At The Forefront Of Disability And Elder Law

When a trustee has the right to sell trust property

On Behalf of | Feb 26, 2024 | Estate Planning |

Acting as a trustee involves understanding the legal basis for you to make certain decisions regarding a trust. This can include selling off property contained in the trust.

Without established authority to sell off trust assets, you could end up in probate court if the trust beneficiaries decide you lack the power to conduct any sales of trust property.

Trust documents as authorization

A trust is a legal arrangement where a trustee manages assets for beneficiaries. The terms of the trust, outlined in trust documents created by the trust creator, provide the rules and instructions you as the trustee must follow.

The trust documents give the trustee authorization to manage trust assets, which may include selling some or all of the trust property. The trust instructions should also tell you what to do with the profits, if you are to invest them or distribute them to beneficiaries, among other possibilities.

Beneficiary permission

If the trust documents grant you explicit powers and even requirements to sell trust assets, you should not need permission from beneficiaries unless the trust states otherwise.
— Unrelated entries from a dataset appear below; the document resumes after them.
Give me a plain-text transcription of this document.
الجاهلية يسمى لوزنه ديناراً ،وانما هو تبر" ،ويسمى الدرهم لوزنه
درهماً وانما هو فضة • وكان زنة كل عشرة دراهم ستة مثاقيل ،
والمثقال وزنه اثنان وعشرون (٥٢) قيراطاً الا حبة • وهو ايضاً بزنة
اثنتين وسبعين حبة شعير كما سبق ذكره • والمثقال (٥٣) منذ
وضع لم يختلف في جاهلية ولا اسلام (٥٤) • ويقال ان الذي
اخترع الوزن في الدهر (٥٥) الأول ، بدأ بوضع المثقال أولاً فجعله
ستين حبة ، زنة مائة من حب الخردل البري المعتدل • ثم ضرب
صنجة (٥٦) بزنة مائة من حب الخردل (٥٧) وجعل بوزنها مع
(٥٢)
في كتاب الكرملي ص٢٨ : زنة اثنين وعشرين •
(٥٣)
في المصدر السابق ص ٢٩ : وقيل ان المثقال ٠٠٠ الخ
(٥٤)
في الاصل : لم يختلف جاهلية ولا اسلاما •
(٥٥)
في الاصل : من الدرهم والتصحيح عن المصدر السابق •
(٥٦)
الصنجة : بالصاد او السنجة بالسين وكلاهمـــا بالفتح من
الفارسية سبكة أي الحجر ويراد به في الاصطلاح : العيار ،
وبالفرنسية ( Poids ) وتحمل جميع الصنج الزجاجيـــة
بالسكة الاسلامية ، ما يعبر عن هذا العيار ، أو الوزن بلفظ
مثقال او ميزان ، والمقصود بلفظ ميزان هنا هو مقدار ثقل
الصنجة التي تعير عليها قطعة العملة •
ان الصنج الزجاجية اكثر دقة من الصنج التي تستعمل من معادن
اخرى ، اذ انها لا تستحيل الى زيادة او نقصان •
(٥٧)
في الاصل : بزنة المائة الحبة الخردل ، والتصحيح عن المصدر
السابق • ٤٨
Still, having beneficiaries sign off on the property sales could further secure your position and prevent objections later on.

Trustees selling to themselves

You might also be a beneficiary of the trust. If other family members are beneficiaries, you may seek approval before selling trust assets to avoid conflicts. This can be especially important if you wish to sell trust property to yourself.

Since selling trust assets to yourself could be a problematic situation, it may be prudent to examine the trust documents carefully as they might forbid you from selling assets to yourself or to another trust you administer. However, this is less of a problem if you are also the trust creator and placed the property in the trust in the first place.

Managing a trust entails making sure you do not violate your fiduciary duty to trust beneficiaries. Maintaining transparency and avoiding financial decisions that appear to serve your interests above the beneficiaries can keep you from unnecessary litigation.